Link feedback to its results
Instead of telling someone they have great communication skills, tell them an example in which their way of communicating motivated a positive result, whether a customer mentioned it in a five-star review, or a specific project ran smoothly. From that point on, that employee will prioritize that skill.
Identify patterns, not individual incidents
If someone has made a mistake once but not again, they’ve clearly already learned from it and don’t need you to bring it up. If they have a pattern of behavior that is affecting their performance regularly–like tending to work alone without asking for help, or rushing to meet deadlines at the last minute–they need to see what they’re doing and how it’s affecting the business as a whole. Identify the pattern, then have a discussion about what they can do to change the pattern. If they do make adjustments and you see them breaking the pattern, make sure to let them know you see the progress they’re making.
Follow-up no matter what
The point is to improve, not just check off the box marked “give feedback”. If employees know you’re paying attention and intend to follow up on their performance review, they’ll be more likely to actively engage with your comments. You can do this with an appointment for a new meeting at a set time in the future, or you can set a reminder for yourself to just quickly touch base.
Agree not to micromanage
There’s a fine line between feedback with follow-up, and micromanaging. While the line is small, the gulf between empowered and embittered employees is wide. Lynn Jurich, co-founder and CEO of Sunrun, has a system she calls “impeccable agreements”. Instead of ascribing to the traditional structure of feedback, Jurich follows a model based on mutual negotiation:
“When you say something, either you follow through with it, or you come back and renegotiate it. But I want to explicitly renegotiate it, so that I know what’s changed. You can then run so much faster as a business because you’re not checking on what everybody else is doing. You’re going to count on them, and then if for some reason circumstances change, which they do, they are going to come back to you and tell you. You don’t have to do all this checking up.”
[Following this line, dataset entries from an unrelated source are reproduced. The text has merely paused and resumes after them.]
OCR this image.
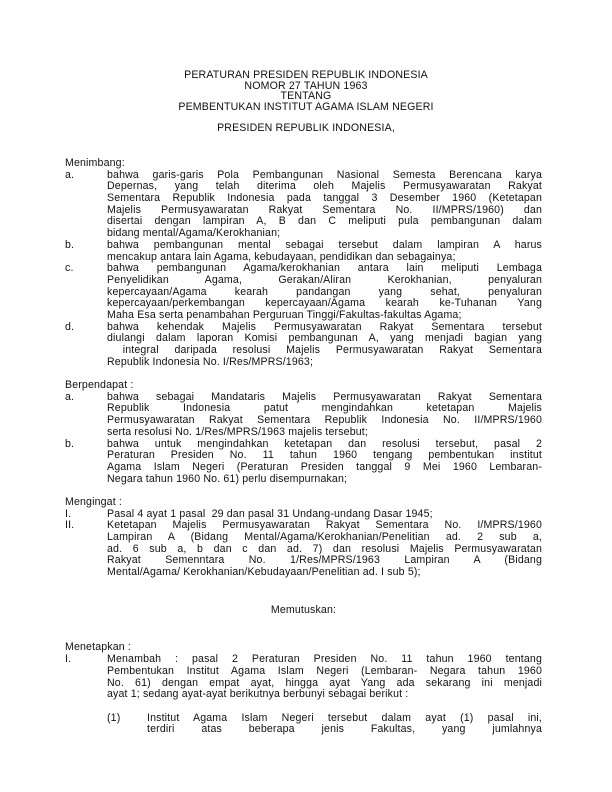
PERATURAN PRESIDEN REPUBLIK INDONESIA
NOMOR 27 TAHUN 1963
TENTANG
PEMBENTUKAN INSTITUT AGAMA ISLAM NEGERI
PRESIDEN REPUBLIK INDONESIA,
Menimbang:
a.	bahwa garis-garis Pola Pembangunan Nasional Semesta Berencana karya
Depernas, yang telah diterima oleh Majelis Permusyawaratan Rakyat
Sementara Republik Indonesia pada tanggal 3 Desember 1960 (Ketetapan
Majelis Permusyawaratan Rakyat Sementara No. II/MPRS/1960) dan
disertai dengan lampiran A, B dan C meliputi pula pembangunan dalam
bidang mental/Agama/Kerokhanian;
b.	bahwa pembangunan mental sebagai tersebut dalam lampiran A harus
mencakup antara lain Agama, kebudayaan, pendidikan dan sebagainya;
c.	bahwa pembangunan Agama/kerokhanian antara lain meliputi Lembaga
Penyelidikan Agama, Gerakan/Aliran Kerokhanian, penyaluran
kepercayaan/Agama kearah pandangan yang sehat, penyaluran
kepercayaan/perkembangan kepercayaan/Agama kearah ke-Tuhanan Yang
Maha Esa serta penambahan Perguruan Tinggi/Fakultas-fakultas Agama;
d.	bahwa kehendak Majelis Permusyawaratan Rakyat Sementara tersebut
diulangi dalam laporan Komisi pembangunan A, yang menjadi bagian yang
integral daripada resolusi Majelis Permusyawaratan Rakyat Sementara
Republik Indonesia No. I/Res/MPRS/1963;
Berpendapat :
a.	bahwa sebagai Mandataris Majelis Permusyawaratan Rakyat Sementara
Republik Indonesia patut mengindahkan ketetapan Majelis
Permusyawaratan Rakyat Sementara Republik Indonesia No. II/MPRS/1960
serta resolusi No. 1/Res/MPRS/1963 majelis tersebut;
b.	bahwa untuk mengindahkan ketetapan dan resolusi tersebut, pasal 2
Peraturan Presiden No. 11 tahun 1960 tengang pembentukan institut
Agama Islam Negeri (Peraturan Presiden tanggal 9 Mei 1960 Lembaran-
Negara tahun 1960 No. 61) perlu disempurnakan;
Mengingat :
I.	Pasal 4 ayat 1 pasal  29 dan pasal 31 Undang-undang Dasar 1945;
II.	Ketetapan Majelis Permusyawaratan Rakyat Sementara No. I/MPRS/1960
Lampiran A (Bidang Mental/Agama/Kerokhanian/Penelitian ad. 2 sub a,
ad. 6 sub a, b dan c dan ad. 7) dan resolusi Majelis Permusyawaratan
Rakyat Semenntara No. 1/Res/MPRS/1963 Lampiran A (Bidang
Mental/Agama/ Kerokhanian/Kebudayaan/Penelitian ad. I sub 5);
Memutuskan:
Menetapkan :
I.	Menambah : pasal 2 Peraturan Presiden No. 11 tahun 1960 tentang
Pembentukan Institut Agama Islam Negeri (Lembaran- Negara tahun 1960
No. 61) dengan empat ayat, hingga ayat Yang ada sekarang ini menjadi
ayat 1; sedang ayat-ayat berikutnya berbunyi sebagai berikut :
(1)	Institut Agama Islam Negeri tersebut dalam ayat (1) pasal ini,
terdiri atas beberapa jenis Fakultas, yang jumlahnya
Jurich’s impeccable agreements set up minutely specific expectations, accept that people are going to make mistakes, and present the clear expectation of how those mistakes will be addressed. This trust-based system seems to be working, as Sunrun surpassed Tesla to become the leading installer of residential rooftop solar panels in American in 2019.
Giving your team feedback that empowers them makes you go from their boss to their mentor. It shows them you’re invested in them as long-term team members and also, over time, crafts employees into future leaders.